The new law has a special rule for 2010, taxpayers can make retroactive IRA charitable donations in January 2011 and have them count toward 2010. Only four days remaining to make this donation.
- You must be at least 70 ½ years old.
- You must be subject to Required Minimum Distribution from your IRA.
- Money is transferred directly from your traditional IRA to approved charities. Rollovers from 403(b) plans, 401(k) plans, pension plans, and other retirement plans do not qualify.
- Annual donations cannot exceed more than $100,000 per individual. Amounts more than $100,000 will be added to taxable income.
- The rollover for 2010 must be completed before January 31, 2011. The rollover for 2011 must be completed between January 1, 2011 and December 31, 2011.
- If charitable deductions are not itemized. IRA rollovers especially benefit the nearly two-thirds of Americans who do not itemize deductions and therefore do not receive a tax benefit for their charitable contributions.
- If charitable gifts already exceed 50% and 30% limits of expected adjusted gross income for 2010. Donor can skip these limits and give more.
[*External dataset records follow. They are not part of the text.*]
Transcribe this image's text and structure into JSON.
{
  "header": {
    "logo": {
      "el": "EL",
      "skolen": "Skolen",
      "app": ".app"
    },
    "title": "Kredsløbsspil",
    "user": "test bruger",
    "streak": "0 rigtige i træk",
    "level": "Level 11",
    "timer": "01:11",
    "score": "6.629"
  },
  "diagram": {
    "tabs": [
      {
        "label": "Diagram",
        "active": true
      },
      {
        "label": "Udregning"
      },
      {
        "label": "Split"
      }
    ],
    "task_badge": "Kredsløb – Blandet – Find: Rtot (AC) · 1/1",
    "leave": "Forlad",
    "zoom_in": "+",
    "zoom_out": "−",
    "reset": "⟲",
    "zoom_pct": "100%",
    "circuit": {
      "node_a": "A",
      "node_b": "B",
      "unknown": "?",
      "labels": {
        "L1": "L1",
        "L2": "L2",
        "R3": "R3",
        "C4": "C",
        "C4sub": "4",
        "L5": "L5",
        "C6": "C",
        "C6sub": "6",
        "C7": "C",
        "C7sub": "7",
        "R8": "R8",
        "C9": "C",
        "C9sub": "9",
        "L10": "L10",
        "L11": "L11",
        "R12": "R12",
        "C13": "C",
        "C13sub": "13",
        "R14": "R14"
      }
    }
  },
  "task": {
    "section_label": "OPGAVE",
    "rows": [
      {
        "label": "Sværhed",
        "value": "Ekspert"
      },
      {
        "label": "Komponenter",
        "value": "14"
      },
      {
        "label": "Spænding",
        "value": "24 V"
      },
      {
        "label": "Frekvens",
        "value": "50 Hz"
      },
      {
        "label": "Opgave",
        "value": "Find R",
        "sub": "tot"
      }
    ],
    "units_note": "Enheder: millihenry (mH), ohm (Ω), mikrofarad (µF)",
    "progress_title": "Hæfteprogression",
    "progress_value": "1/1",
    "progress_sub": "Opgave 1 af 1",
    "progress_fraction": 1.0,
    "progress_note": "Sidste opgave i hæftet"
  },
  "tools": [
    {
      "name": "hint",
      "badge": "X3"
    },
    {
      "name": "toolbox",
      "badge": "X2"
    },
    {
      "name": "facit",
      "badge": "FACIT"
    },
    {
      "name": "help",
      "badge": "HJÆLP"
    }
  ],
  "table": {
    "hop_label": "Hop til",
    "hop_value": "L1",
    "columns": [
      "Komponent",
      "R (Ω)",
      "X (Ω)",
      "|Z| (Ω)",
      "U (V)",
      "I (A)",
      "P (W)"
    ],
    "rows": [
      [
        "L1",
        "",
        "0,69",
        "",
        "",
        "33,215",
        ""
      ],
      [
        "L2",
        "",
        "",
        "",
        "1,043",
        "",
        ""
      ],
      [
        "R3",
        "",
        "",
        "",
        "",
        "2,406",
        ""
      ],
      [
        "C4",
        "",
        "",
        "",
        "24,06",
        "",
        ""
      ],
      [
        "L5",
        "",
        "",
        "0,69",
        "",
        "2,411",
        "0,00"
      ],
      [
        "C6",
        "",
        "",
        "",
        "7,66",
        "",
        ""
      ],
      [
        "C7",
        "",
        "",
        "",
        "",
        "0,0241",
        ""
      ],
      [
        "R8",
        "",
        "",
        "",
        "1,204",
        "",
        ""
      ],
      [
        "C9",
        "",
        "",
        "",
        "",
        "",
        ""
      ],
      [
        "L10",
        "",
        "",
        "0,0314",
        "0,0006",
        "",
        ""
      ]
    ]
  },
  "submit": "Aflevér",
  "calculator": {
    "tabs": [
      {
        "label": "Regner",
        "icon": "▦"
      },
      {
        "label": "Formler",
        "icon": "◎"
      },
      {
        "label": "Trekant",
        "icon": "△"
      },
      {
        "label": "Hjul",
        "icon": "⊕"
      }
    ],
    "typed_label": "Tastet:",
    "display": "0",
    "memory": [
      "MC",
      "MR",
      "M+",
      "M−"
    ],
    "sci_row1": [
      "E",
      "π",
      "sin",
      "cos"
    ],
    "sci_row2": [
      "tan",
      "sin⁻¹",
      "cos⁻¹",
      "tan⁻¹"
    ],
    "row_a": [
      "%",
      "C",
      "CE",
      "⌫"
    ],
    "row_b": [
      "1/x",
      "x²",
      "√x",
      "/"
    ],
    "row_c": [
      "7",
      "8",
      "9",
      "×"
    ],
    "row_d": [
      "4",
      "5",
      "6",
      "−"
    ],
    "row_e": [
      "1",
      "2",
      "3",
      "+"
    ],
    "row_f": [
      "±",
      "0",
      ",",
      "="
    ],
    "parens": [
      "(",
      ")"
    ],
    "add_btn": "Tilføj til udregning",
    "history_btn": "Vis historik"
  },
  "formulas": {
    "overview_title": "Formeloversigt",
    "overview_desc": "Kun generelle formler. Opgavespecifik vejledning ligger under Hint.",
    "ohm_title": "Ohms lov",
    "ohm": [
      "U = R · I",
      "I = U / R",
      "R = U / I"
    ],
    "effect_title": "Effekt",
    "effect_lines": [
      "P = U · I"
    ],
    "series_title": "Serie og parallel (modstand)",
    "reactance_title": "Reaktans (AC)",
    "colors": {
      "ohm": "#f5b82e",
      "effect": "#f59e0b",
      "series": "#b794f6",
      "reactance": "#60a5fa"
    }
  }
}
- If Social Security income is taxable. By avoiding the recognition of taxable income, the donor may have less of their Social Security income subject to income tax.
- Taxpayers who are forced to take required minimum distributions from their IRAs but don't really need that income without having to count that money on their tax return.
- Residents of Ohio, Indiana, Michigan New Jersey, Massachusetts or West Virginia. These states provide no income tax break for charitable contributions. Consequently, they will save income by giving from their IRA instead of from their checking account.
- Residents of Ohio of other states whose State Return starts with carrying over the federal Adjusted Gross Income from Form 1040. Excluding the IRA charitable donation will reduce your state taxes.
- Future Estate Tax implications. The combination of estate and income taxes on IRA assets can produce an effective tax rate of up to 80%. The Charitable IRA rollover exclusion gives individuals the opportunity to remove up to $100,000 of these assets from their estate with no tax consequences. Spouses can rollover up to $100,000 as well if qualified.